À la recherche de la fortune du duc d'Orléans (1793-1794) : lettres inédites du général Montesquiou à Francis d'Ivernois

À LA RECHERCHE DE LA FORTUNE DU DUC D'ORLÉANS 7

père. Je vis un jeune homme que son âge mettait à l'abri même du soupcon d’avoir eu la plus légère part aux projets vrais ou supposés de son père. J'avais eu précédemment occasion d'en parler à des gens qui avaient servi avec lui à l’armée du Nord. J'avais su qu’il s’y était montré l'exemple de l’ordre, des mœurs et de la discipline, qu'il y avait déployé le courage le plus brillant, et en même temps l’amour des principes, et l'indignation la plus prononcée contre les attentats qui déshonorent la France ; que c'était à cette facon de penser, si opposée à celle de son père, qu'il avait dû son décret d’accusation. Enfin je voyais, sous l’anathème des anarchistes français, réduit à la misère à l’âge de 19 ans, le même individu que j'avais vu destiné à une fortune supérieure à celle de beaucoup de souverains ; et dès que j'eus un peu causé avec lui, je lui trouvai une simplicité, une résignation, un courage qui m’auraient rendu indulgent s'il avait mérité quelques reproches, mais qui m'attachèrent infiniment à lui quand je vis qu'il n'en méritait aucun.

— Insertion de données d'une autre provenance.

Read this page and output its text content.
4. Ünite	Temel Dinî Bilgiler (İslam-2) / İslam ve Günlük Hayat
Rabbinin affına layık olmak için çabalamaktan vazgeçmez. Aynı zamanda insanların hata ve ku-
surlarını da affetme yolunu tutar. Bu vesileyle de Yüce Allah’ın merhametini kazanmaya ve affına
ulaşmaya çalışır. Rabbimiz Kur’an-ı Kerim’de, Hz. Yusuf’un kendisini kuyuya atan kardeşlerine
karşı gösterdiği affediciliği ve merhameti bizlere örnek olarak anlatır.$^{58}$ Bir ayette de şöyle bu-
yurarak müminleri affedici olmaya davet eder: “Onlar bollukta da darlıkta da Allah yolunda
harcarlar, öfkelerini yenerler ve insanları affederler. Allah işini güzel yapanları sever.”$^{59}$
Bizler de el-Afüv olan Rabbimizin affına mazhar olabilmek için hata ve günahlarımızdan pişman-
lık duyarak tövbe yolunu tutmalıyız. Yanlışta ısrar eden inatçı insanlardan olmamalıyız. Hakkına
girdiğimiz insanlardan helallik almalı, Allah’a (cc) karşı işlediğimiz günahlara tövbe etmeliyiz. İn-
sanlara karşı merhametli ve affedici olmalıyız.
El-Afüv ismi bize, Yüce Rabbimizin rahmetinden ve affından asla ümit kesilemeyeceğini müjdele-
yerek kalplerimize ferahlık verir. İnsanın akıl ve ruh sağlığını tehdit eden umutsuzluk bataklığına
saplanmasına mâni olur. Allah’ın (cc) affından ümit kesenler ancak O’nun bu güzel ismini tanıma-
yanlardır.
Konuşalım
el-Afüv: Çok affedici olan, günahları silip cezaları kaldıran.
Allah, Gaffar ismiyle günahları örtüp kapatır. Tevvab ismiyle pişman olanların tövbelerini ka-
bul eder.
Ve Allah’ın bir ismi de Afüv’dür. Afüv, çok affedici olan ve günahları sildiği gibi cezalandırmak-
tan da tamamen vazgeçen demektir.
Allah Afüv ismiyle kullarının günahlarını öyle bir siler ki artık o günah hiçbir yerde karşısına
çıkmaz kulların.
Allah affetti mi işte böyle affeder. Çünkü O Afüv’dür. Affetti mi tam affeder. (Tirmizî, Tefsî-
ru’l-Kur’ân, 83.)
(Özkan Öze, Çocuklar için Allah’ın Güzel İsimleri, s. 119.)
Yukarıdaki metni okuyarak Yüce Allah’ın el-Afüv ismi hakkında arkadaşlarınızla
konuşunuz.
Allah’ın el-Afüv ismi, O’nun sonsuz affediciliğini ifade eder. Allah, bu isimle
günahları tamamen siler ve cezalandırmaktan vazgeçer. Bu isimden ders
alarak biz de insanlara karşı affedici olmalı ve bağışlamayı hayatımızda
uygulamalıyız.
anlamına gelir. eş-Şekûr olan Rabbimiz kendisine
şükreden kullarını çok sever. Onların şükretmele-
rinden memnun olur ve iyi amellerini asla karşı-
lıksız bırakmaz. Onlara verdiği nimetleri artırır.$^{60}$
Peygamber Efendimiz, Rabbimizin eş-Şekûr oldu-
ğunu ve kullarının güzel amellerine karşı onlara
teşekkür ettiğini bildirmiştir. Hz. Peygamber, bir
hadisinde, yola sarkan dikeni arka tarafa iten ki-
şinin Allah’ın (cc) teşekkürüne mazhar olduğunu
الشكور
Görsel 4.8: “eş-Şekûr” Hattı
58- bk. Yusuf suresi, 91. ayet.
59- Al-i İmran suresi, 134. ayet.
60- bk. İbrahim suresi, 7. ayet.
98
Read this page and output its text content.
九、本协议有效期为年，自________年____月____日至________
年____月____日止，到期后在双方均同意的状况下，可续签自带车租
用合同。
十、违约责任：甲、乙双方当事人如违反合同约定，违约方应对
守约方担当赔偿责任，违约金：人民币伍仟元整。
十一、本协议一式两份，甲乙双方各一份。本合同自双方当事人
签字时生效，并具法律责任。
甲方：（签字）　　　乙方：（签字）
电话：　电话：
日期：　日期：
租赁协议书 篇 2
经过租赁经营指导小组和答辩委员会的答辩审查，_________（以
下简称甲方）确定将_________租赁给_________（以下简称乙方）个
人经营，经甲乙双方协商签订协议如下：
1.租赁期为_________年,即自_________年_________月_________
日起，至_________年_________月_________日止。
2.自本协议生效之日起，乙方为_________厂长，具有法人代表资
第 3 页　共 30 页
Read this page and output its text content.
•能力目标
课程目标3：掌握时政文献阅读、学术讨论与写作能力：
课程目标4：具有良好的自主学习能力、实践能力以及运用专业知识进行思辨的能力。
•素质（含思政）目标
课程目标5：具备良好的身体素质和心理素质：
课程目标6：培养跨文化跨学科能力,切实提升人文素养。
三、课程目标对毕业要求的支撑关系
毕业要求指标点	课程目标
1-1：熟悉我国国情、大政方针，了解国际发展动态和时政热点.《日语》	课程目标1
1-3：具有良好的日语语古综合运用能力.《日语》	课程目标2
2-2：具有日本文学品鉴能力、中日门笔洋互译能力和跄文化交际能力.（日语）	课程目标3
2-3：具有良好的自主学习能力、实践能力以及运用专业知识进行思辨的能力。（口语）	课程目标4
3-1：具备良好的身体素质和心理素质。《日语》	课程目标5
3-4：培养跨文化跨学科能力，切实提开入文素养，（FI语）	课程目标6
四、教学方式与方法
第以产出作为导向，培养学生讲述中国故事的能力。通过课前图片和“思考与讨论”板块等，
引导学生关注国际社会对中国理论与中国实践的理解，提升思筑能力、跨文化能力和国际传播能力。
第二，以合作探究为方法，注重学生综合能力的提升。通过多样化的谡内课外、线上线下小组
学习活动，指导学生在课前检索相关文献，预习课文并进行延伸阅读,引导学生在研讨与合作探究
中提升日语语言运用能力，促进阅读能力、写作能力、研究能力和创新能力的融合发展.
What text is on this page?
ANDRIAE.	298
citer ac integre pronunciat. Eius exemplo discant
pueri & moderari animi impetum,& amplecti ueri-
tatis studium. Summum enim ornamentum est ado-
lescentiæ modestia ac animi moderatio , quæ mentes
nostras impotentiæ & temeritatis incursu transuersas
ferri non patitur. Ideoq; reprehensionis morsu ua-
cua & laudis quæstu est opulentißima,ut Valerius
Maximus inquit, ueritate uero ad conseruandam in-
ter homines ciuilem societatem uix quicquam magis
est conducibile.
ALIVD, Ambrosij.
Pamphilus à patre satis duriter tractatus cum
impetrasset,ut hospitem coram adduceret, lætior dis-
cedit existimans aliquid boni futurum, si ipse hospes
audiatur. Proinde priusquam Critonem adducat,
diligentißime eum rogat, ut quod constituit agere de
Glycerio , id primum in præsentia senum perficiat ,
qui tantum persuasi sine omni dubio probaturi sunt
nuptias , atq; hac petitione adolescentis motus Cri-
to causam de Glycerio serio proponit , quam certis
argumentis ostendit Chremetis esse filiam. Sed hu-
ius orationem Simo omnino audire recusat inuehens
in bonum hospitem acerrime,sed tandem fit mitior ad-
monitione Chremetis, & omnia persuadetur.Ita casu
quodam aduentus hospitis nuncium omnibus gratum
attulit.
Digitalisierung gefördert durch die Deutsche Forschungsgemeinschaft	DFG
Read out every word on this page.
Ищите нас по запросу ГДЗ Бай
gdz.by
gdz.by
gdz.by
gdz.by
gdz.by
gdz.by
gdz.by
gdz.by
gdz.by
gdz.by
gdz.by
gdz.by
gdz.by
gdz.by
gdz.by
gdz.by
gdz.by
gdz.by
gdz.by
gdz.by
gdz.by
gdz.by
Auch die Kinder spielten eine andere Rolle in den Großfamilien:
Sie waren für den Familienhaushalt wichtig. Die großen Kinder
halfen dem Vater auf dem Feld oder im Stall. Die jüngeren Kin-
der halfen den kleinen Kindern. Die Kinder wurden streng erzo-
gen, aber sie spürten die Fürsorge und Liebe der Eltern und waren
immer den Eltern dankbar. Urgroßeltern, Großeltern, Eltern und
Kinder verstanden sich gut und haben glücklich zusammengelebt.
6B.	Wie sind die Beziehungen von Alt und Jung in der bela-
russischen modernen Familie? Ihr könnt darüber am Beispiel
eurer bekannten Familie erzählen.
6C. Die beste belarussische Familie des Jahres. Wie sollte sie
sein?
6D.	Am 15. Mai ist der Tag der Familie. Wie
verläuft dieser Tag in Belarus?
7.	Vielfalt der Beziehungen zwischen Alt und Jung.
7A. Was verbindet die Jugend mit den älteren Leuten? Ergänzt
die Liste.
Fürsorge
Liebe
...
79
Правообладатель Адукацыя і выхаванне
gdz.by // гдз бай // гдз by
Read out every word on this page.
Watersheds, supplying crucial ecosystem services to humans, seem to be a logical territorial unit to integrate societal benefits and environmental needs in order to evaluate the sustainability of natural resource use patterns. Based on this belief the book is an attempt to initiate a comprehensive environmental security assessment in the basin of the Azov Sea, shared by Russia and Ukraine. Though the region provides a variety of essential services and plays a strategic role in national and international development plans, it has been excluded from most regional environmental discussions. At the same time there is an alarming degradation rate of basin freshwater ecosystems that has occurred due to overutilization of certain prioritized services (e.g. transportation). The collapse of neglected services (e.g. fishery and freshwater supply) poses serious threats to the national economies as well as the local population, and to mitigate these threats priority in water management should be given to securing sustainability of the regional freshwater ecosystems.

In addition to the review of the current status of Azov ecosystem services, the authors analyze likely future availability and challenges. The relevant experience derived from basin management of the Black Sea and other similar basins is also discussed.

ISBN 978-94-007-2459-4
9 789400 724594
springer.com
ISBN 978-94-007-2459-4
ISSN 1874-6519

Mon premier soin fut celui de sa sûreté. Afin de dérouter les espions qui pouvaient l'observer, je le tins caché pendant plusieurs jours chez moi, où il n’était arrivé que de nuit. De là je lui fis entreprendre à pied, et seul, un long voyage dans toutes les montagnes de Suisse, ce qu'il a exécuté avec une force et une intelligence rares. Après ce voyage de près de quatre mois, qui l’a fait oublier, il est revenu chez moi avec les mêmes précautions que la première fois, y a été enfermé dix jours sans qu’on l'y ail même soupconné, et il s’est rendu de là dans un asile que j'ai eu le bonheur de lui procurer, où par sa conduite et par ses principes il a déjà obtenu l'estime et l'affection de ceux qui vivent avec lui et qui ne se doutent pas que c’est le premier prince du sang de France qui travaille avec eux pour gagner sa vie.